Cindy Hastings: No it is not confidence, my profession as a career practitioner involved extremely high levels of communication, skills which means being able to listen and be understood by my clients. In my work I support people who choose a career, change their career or are having to go through career crisis. I've studied at post-graduate level and with this condition it's not just my speech that is affected I have also experienced cognitive deficit. I find now that anything that requires analysis, synthesis, long periods of concentration and higher level language skills for speaking and writing, is quite challenging. My memory is also affected and I pride myself on what I can do to help my clients. Losing the level of functionality that I used to have means that I also struggle with supporting my clients at the same standard. I would prefer to keep doing the work I would love to do but my health is more important and this means I've had to let go of it and focus on trying to recover as best I an and be here for my family first. I won't give up on it but I'm also a realist and if I was helping a client in this situation I'd advise them to look after themselves first. I had to make a very tough decision to retire from my practise.
KatieQ75 asks: Do you think they should change this condition's title? I think "Foreign Accent Syndrome" is not an accurate description of its affliction.

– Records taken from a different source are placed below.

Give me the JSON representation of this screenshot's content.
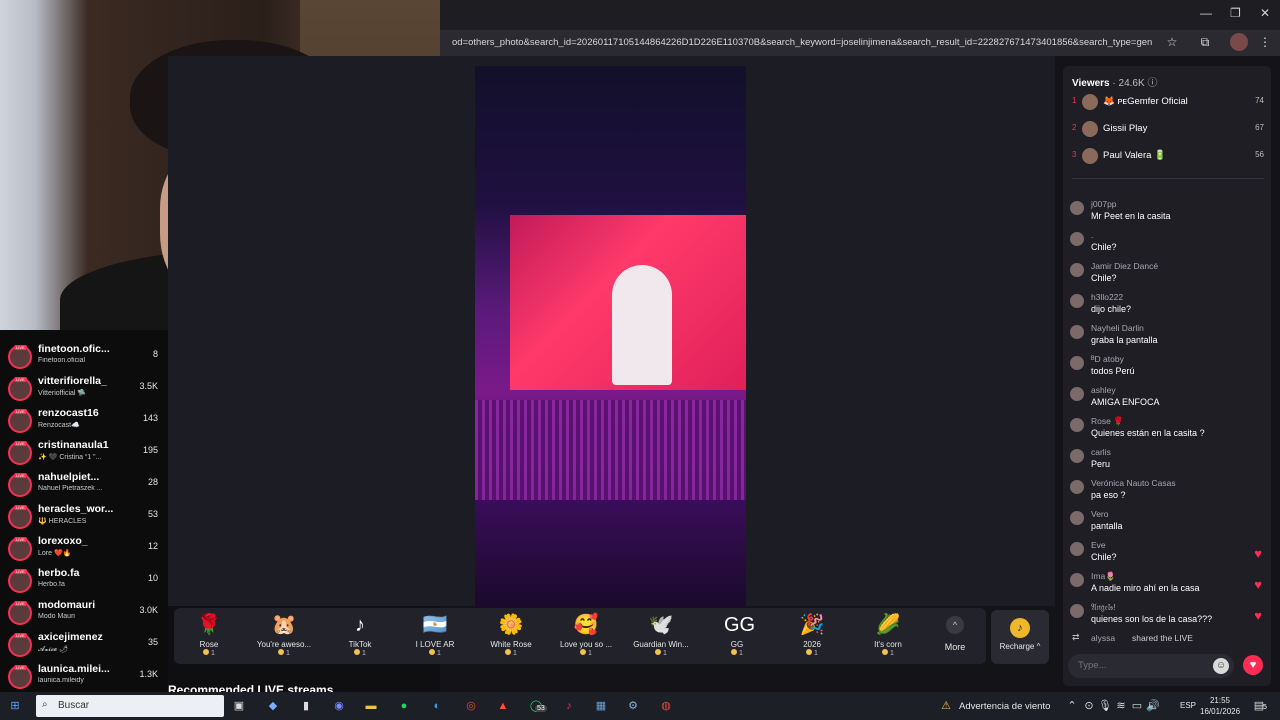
{
  "browser": {
    "url": "od=others_photo&search_id=20260117105144864226D1D226E110370B&search_keyword=joselinjimena&search_result_id=222827671473401856&search_type=general",
    "window_controls": [
      "—",
      "❐",
      "✕"
    ]
  },
  "left_list": [
    {
      "name": "finetoon.ofic...",
      "sub": "Finetoon.oficial",
      "count": "8"
    },
    {
      "name": "vitterifiorella_",
      "sub": "Vitteriofficial 🛸",
      "count": "3.5K"
    },
    {
      "name": "renzocast16",
      "sub": "Renzocast☁️",
      "count": "143"
    },
    {
      "name": "cristinanaula1",
      "sub": "✨ 🖤 Cristina “1 ”...",
      "count": "195"
    },
    {
      "name": "nahuelpiet...",
      "sub": "Nahuel Pietraszek ...",
      "count": "28"
    },
    {
      "name": "heracles_wor...",
      "sub": "🔱 HERACLES",
      "count": "53"
    },
    {
      "name": "lorexoxo_",
      "sub": "Lore ❤️🔥",
      "count": "12"
    },
    {
      "name": "herbo.fa",
      "sub": "Herbo.fa",
      "count": "10"
    },
    {
      "name": "modomauri",
      "sub": "Modo Mauri",
      "count": "3.0K"
    },
    {
      "name": "axicejimenez",
      "sub": "𝓐𝔁𝓲𝓬𝓮 🌶",
      "count": "35"
    },
    {
      "name": "launica.milei...",
      "sub": "launica.mileidy",
      "count": "1.3K"
    }
  ],
  "live_tag": "LIVE",
  "gifts": [
    {
      "name": "Rose",
      "icon": "🌹",
      "cost": "1"
    },
    {
      "name": "You're aweso...",
      "icon": "🐹",
      "cost": "1"
    },
    {
      "name": "TikTok",
      "icon": "♪",
      "cost": "1"
    },
    {
      "name": "I LOVE AR",
      "icon": "🇦🇷",
      "cost": "1"
    },
    {
      "name": "White Rose",
      "icon": "🌼",
      "cost": "1"
    },
    {
      "name": "Love you so ...",
      "icon": "🥰",
      "cost": "1"
    },
    {
      "name": "Guardian Win...",
      "icon": "🕊️",
      "cost": "1"
    },
    {
      "name": "GG",
      "icon": "GG",
      "cost": "1"
    },
    {
      "name": "2026",
      "icon": "🎉",
      "cost": "1"
    },
    {
      "name": "It's corn",
      "icon": "🌽",
      "cost": "1"
    }
  ],
  "more_label": "More",
  "recharge_label": "Recharge ^",
  "recommended_label": "Recommended LIVE streams",
  "viewers": {
    "label": "Viewers",
    "count": "· 24.6K",
    "top": [
      {
        "rank": "1",
        "name": "🦊 ᴘᴇGemfer Oficial",
        "score": "74"
      },
      {
        "rank": "2",
        "name": "Gissii   Play",
        "score": "67"
      },
      {
        "rank": "3",
        "name": "Paul Valera 🔋",
        "score": "56"
      }
    ]
  },
  "chat": [
    {
      "user": "j007pp",
      "text": "Mr Peet en la casita",
      "heart": false
    },
    {
      "user": ".",
      "text": "Chile?",
      "heart": false
    },
    {
      "user": "Jamir Diez Dancé",
      "text": "Chile?",
      "heart": false
    },
    {
      "user": "h3llo222",
      "text": "dijo chile?",
      "heart": false
    },
    {
      "user": "Nayheli Darlin",
      "text": "graba la pantalla",
      "heart": false
    },
    {
      "user": "ᴮD atoby",
      "text": "todos Perú",
      "heart": false
    },
    {
      "user": "ashley",
      "text": "AMIGA ENFOCA",
      "heart": false
    },
    {
      "user": "Rose 🌹",
      "text": "Quienes están en la casita ?",
      "heart": false
    },
    {
      "user": "carlis",
      "text": "Peru",
      "heart": false
    },
    {
      "user": "Verónica Nauto Casas",
      "text": "pa eso ?",
      "heart": false
    },
    {
      "user": "Vero",
      "text": "pantalla",
      "heart": false
    },
    {
      "user": "Eve",
      "text": "Chile?",
      "heart": true
    },
    {
      "user": "Ima🌷",
      "text": "A nadie miro ahí en la casa",
      "heart": true
    },
    {
      "user": "𝔄𝔫𝔤𝔢𝔩𝔰!",
      "text": "quienes son los de la casa???",
      "heart": true
    }
  ],
  "share": {
    "user": "alyssa",
    "text": "shared the LIVE"
  },
  "input_placeholder": "Type...",
  "taskbar": {
    "search_label": "Buscar",
    "weather": "Advertencia de viento",
    "lang": "ESP",
    "time": "21:55",
    "date": "16/01/2026",
    "badge": "53",
    "notif": "5"
  },
  "colors": {
    "accent": "#fe2c55",
    "coin": "#f2c14e"
  }
}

Cindy Hastings: Because there is not a lot known about this yet and it is so rare, perhaps it should be renamed because the accent is only one very small part of the condition. There are many other sufferers who have other significant impairments that affect their ability to function. As there are only possibly 60 to 80 cases since 1904 I would like to think that as a result of this story going to air that academics and medical professionals may become more interested so that more research can be done and then possibly the condition may have a more appropriate name. It is much more than a foreign accent, there are so many other things that I have lost and other sufferers of this condition, to my knowledge, over the last few months struggle with it every day. Thank you for you question.
Interviewer: Unfortunately we are out of time. Do you have any final words before we finish?
Cindy Hastings: I thank you all for your interest in this story and that you have taken up some of your valuable time to ask questions. I wish that we had more time so I could share more with you. That 60 Minutes has bothered to spend time and valuable resources to present this story world wide is a beginning. Myself and those I have become to know with this condition appreciate that our story has gone to air. Every day is a new day, every day brings a new challenge, for us life is very different but we do the best we can. Thank you for having me tonight. One more thing there are many people in the world that are far worse off than us, and we are grateful for what we can do each and every day.
Interviewer: Cindy, again thanks very much for your time this evening.
Interviewer: This concludes our chat with Cindy Hastings, Sunday October 14, 2012.